Assessing visual similarity in-the-wild, a core ability of the human visual system is a challenging problem for Computer Vision because of its subjective nature and its ambiguity in the problem definition. Therefore, the first goal of the thesis is to study the fundamental problems of visual similarity. We raise the question if we could break down different aspects of similarity that make their study more tractable and computationally feasible. We study color composition similarity in-depth, from human evaluation to its modeling using DCNNs. We apply the models to create a new global color similarity descriptor and color transfer method. We then couple color composition and category similarities to define a new model for visual similarity. The combination leads to better results in fine-grained image retrieval. Our approach is a proof of concept, showing that we can make subjective phenomena scientifically tractable. We also developed a perceptual-inspired metric to evaluate intrinsic imaging methods resulting in a fairer evaluation compared to previous metrics.
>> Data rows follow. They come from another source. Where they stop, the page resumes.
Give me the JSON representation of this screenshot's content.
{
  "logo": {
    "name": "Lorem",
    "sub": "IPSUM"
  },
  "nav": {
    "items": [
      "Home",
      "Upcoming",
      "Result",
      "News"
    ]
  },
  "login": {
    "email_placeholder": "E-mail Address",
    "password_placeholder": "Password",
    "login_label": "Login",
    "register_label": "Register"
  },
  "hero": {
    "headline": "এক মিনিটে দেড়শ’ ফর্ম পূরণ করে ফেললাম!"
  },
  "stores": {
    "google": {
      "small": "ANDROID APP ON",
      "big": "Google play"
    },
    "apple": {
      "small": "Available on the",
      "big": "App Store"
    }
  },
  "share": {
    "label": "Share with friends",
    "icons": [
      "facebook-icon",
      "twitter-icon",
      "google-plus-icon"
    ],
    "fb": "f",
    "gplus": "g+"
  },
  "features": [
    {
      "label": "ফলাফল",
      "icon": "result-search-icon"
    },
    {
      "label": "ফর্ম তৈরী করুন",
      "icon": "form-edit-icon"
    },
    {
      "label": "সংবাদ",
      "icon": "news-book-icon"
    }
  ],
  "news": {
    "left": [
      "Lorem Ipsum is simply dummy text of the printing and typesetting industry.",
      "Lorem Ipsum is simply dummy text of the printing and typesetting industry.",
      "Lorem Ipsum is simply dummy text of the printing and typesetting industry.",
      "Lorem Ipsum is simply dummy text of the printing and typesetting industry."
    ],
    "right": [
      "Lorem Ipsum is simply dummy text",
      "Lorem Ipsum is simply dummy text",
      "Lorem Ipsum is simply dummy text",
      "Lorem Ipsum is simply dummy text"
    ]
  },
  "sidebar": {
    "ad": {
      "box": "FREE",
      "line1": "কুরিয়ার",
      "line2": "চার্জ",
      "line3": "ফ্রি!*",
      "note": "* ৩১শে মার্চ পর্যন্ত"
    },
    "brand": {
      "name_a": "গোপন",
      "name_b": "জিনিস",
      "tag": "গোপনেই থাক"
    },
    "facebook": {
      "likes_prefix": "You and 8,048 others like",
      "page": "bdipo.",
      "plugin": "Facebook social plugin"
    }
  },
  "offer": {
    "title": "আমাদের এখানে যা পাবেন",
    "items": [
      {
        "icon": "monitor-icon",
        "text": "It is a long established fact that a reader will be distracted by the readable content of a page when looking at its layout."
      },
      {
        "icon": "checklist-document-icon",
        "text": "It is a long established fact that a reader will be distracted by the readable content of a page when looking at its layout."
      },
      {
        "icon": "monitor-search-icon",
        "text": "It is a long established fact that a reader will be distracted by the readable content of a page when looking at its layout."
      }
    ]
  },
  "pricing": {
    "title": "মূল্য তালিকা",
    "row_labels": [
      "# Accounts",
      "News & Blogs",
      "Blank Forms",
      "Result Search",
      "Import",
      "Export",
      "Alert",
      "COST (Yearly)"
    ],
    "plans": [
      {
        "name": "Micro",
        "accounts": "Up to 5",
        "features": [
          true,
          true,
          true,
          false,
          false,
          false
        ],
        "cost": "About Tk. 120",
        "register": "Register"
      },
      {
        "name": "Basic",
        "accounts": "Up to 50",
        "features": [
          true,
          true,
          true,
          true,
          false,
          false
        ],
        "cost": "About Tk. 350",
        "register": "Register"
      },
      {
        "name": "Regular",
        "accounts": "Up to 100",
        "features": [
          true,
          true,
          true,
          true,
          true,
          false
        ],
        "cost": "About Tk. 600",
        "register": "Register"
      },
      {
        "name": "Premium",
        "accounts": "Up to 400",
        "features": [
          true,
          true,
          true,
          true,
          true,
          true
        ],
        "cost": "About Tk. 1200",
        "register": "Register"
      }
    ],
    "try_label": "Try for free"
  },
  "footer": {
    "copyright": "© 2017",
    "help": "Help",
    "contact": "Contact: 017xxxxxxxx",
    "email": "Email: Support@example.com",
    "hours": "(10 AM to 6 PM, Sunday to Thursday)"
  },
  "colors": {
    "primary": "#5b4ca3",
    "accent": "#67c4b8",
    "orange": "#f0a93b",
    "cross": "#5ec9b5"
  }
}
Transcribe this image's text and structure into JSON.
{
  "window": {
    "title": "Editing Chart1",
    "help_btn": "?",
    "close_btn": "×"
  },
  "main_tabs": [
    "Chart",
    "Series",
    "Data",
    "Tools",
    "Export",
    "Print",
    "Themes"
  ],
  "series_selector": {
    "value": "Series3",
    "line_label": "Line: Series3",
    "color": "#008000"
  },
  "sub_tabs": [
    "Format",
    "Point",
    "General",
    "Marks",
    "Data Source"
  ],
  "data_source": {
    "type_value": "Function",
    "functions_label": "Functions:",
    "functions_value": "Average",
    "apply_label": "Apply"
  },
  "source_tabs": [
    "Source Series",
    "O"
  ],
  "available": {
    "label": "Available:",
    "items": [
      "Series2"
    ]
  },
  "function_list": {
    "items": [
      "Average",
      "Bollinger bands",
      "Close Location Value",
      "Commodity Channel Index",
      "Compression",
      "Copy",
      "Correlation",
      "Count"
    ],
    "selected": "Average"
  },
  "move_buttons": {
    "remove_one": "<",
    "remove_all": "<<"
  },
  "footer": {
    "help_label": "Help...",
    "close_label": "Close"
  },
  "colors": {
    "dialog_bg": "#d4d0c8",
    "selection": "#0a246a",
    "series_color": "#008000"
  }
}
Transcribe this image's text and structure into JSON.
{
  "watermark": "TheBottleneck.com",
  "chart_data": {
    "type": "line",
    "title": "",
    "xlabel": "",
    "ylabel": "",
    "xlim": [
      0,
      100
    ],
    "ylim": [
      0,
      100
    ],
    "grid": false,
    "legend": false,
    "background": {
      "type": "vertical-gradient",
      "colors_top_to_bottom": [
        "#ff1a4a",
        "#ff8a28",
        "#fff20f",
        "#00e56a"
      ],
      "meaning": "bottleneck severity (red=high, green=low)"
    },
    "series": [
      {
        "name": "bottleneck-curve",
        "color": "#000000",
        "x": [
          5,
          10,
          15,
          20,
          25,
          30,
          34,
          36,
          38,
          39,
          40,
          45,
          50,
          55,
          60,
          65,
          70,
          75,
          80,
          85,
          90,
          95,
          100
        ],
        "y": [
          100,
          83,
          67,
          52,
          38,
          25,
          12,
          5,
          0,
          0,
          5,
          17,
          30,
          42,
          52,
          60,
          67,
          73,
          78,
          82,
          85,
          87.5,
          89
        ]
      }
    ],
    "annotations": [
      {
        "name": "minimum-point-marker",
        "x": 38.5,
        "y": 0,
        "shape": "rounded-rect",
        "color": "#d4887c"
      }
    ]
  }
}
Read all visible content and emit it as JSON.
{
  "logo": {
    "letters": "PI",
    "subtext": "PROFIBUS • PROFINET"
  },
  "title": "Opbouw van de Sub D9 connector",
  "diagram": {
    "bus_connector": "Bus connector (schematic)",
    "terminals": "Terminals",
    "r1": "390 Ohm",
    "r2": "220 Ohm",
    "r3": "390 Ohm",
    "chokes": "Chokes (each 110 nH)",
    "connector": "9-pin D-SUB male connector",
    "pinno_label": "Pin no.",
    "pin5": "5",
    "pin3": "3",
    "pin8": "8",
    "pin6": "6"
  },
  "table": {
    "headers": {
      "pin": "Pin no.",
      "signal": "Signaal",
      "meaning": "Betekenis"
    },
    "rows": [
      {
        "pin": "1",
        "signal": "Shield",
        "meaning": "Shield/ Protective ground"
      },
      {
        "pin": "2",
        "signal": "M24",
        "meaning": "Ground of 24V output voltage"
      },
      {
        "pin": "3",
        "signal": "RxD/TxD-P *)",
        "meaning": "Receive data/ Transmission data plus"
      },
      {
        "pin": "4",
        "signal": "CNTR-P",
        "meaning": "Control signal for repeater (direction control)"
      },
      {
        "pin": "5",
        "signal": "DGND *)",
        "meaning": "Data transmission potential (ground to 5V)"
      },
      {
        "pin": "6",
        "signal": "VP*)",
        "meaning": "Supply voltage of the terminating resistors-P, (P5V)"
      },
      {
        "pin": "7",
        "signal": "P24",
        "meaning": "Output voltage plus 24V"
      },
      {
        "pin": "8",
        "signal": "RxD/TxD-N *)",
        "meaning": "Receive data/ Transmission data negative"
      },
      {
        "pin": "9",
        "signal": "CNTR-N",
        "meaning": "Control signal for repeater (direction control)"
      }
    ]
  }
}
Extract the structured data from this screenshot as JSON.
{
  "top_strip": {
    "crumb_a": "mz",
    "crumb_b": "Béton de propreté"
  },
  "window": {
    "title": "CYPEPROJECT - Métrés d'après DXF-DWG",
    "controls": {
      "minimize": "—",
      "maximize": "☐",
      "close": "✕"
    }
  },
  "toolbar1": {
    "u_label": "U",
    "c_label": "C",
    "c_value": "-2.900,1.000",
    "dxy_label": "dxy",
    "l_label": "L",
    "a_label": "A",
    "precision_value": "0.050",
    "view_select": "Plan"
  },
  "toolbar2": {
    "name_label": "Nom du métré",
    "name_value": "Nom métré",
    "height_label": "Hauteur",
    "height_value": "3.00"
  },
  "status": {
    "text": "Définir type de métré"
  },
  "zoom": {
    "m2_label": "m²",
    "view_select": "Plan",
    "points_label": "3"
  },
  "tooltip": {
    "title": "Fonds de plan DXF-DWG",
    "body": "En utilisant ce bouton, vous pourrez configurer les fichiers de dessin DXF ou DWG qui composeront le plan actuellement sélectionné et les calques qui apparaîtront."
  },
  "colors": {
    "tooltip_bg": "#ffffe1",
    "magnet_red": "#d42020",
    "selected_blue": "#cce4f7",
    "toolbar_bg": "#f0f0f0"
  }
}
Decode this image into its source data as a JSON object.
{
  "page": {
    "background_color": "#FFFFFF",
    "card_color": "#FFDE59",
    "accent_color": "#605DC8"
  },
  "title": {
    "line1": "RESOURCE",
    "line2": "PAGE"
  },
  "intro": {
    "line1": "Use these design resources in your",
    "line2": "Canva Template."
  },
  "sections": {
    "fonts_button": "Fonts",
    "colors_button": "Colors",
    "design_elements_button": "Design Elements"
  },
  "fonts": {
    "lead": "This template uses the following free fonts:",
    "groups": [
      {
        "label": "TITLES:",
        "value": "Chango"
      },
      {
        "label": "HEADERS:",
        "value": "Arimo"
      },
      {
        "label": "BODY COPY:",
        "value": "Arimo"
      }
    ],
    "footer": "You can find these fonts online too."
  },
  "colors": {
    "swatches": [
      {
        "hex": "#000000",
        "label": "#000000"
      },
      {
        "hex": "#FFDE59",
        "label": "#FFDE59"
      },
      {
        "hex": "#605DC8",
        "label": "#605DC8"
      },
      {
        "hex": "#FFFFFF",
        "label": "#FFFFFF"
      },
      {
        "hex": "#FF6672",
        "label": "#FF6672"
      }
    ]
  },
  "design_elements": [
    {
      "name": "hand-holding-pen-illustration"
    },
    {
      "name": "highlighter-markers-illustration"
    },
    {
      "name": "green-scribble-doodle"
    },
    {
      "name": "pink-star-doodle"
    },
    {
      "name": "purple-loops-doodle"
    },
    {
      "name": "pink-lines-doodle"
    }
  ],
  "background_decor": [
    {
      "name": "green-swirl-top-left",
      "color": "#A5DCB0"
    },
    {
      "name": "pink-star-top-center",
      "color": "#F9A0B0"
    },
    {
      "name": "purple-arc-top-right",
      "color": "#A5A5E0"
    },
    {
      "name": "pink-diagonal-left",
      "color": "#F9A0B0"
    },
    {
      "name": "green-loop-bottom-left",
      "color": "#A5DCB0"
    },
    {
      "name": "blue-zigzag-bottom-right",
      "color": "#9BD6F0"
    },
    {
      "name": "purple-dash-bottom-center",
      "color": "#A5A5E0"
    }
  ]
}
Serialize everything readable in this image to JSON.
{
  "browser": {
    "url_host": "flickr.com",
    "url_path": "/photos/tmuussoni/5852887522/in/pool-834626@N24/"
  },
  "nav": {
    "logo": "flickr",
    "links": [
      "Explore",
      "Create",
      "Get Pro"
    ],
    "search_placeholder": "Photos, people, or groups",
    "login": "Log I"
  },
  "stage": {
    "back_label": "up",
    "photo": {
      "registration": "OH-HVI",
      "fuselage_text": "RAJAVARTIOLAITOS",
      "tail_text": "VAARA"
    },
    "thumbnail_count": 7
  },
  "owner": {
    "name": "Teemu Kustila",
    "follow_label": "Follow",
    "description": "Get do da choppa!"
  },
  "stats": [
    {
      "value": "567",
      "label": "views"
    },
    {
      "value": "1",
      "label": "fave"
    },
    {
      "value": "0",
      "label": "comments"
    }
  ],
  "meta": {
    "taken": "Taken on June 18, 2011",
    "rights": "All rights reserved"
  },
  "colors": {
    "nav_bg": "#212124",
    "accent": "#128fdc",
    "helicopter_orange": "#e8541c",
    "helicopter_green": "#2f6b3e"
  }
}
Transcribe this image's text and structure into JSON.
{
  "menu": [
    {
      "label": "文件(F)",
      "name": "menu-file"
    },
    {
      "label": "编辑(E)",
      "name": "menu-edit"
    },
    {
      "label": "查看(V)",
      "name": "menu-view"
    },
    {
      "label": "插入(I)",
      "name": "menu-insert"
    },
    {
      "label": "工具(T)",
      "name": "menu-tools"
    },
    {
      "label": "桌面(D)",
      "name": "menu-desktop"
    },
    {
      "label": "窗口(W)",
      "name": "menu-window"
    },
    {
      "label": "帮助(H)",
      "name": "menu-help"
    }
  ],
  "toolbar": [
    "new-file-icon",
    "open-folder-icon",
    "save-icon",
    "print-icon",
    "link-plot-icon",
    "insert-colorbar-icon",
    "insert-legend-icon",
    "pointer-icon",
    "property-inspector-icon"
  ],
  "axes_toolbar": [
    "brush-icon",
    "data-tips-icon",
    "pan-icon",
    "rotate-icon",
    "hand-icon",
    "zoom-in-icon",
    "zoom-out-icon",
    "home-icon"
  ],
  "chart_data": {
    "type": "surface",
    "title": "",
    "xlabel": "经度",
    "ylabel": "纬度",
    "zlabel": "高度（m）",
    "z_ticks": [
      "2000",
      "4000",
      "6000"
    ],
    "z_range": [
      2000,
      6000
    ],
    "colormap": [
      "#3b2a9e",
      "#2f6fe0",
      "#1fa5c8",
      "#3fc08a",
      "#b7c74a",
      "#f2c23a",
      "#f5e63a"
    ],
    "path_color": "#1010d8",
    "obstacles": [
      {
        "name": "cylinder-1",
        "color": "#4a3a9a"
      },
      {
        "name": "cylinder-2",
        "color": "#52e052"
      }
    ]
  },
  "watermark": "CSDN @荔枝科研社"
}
The second goal of the thesis focuses on investigating what features are embedded in different parts of a DCNN, how we could use them efficiently, and how we can improve these features. On the one hand, the low to mid-level features, ranging from image pixels to different layers of convolutional responses in a DCNN, are used in perceptual metrics and visual similarity. On the other hand, we discover shape information "hidden" in the high-level features of a DCNN trained for classification. The shapes extracted from the DCNN are used to perform weakly supervised semantic segmentation that works well beyond the classes on which the DCNN was trained. We also find a way to improve the discriminative ability of deep classification features by incorporating Linear Discriminant Analysis objectives into a DCNN training optimization. Our proposed optimization method leads to better classification results, especially for fine-grained classification, which is challenging even for non-expert humans.
The studies on perceptual visual similarity and deep feature representations in the thesis shed new light on image understanding, which covers different aspects of images such as color, shape, and category.